Today we know, that the group, now referred to as the Dorset Culture, were the ones who came here, to a land void of humans, 1300 years ago.
It seems they may already have been here during an earlier wave of immigration right before the country was depopulated, but in spite of the amount of time they spent in Greenland, the Dorset Culture is shrouded in mystery. Why did they not use kayaks like the groups who came before and after them? How come they did not have dogs and sleds and why are their tools, patterns of habitation and technology so different from other Inuit immigrant groups?
The probable answers have been widely discussed, but the prevailing theory explains them as a group of people arriving here from the Northeast American woodland areas, and that they differ from other groups by “smelling somewhat of forests” as one Danish archeologist put it.

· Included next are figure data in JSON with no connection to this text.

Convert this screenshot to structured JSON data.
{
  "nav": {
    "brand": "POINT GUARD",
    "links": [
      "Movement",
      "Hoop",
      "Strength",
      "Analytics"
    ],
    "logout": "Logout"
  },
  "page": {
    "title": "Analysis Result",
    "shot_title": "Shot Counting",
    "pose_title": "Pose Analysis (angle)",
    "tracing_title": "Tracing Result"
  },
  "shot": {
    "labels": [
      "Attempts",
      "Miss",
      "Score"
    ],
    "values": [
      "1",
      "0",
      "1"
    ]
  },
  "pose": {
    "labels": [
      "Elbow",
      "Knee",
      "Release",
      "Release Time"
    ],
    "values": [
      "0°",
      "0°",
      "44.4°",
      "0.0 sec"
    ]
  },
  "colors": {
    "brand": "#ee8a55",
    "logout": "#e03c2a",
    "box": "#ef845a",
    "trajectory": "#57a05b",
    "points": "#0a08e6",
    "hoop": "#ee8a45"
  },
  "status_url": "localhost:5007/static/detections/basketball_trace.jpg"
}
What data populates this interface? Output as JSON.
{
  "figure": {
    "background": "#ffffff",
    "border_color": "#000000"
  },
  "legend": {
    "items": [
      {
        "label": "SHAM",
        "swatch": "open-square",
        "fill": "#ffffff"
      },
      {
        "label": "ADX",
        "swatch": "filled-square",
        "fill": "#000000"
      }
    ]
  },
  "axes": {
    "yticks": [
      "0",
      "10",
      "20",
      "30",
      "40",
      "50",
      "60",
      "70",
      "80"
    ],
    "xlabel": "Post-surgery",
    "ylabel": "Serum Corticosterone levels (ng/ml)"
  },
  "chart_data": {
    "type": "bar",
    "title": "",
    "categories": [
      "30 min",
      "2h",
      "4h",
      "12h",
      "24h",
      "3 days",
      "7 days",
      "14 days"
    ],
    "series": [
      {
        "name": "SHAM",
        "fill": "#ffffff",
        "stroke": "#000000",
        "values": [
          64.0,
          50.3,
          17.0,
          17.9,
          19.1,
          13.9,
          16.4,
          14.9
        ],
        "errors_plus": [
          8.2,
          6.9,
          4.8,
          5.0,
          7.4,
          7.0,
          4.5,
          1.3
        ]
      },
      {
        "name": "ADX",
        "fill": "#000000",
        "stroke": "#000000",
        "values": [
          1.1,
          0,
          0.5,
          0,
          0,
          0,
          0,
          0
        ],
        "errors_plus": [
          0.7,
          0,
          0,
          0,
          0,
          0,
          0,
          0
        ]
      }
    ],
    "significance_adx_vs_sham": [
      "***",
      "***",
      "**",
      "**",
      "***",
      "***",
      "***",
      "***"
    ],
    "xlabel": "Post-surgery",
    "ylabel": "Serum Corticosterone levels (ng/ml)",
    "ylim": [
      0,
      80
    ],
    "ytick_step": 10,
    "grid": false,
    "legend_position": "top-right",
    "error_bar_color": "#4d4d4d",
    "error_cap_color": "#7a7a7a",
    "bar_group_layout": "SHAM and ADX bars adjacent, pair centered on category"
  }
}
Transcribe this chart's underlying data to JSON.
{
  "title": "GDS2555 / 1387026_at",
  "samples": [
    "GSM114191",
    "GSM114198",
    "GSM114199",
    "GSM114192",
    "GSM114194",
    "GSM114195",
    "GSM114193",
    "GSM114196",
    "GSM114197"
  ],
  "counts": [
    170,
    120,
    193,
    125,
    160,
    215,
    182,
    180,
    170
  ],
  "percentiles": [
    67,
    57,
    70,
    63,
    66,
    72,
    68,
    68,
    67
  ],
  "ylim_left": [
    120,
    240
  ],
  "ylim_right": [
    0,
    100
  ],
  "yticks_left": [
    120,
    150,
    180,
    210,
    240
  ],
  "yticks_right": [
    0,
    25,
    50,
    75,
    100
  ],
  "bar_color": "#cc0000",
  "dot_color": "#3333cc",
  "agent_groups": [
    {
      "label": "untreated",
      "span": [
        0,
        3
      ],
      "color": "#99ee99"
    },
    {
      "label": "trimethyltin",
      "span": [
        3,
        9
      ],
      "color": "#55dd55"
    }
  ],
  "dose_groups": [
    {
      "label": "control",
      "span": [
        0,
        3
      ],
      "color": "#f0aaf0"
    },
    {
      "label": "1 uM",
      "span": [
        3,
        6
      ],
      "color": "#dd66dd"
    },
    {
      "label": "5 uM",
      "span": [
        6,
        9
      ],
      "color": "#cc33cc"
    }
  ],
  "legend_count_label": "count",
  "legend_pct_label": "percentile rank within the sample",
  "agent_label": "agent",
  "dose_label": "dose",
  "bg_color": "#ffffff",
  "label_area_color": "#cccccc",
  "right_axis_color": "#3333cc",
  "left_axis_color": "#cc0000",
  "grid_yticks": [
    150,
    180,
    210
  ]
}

Their origins in this climatic temperate region may explain why they disappeared at the same time with the onslaught of the Little Ice Age in 1300 A.D. which turned Greenland into a colder and more inhospitable region.
THE THULE PEOPLE BROUGHT THE SLED DOG WITH THEM TO GREENLAND
The harsher climate and the disappointing summers did not seem to bother the Thule people, a group of highly specialized and adaptable nomads, who quickly spread out all along the ice free coast line around 1300 A.D.
As with other immigrant groups of Inuit peoples, the Thule people had also gone east, this time crossing the Bering Strait into Greenland. According to legends and folklore they had heard about iron and its wonderful properties as a source for tools, and that the iron could be found in meteorites in Northern Greenland.
The Thule people were whale and seal hunters and were most likely the first people to bring dogs into Greenland thus inaugurating the cultural history of dog sledding in Greenland.
They would go on long journeys by dog sled in the areas they were hunting and thus they founded the cultural tradition which in later times has been popularized during the era of expeditions surrounding those by Knud Rasmussen’s travels in Northern Greenland and Arctic Canada, and which today has become an important part of the local culture as well as in adventure tourism.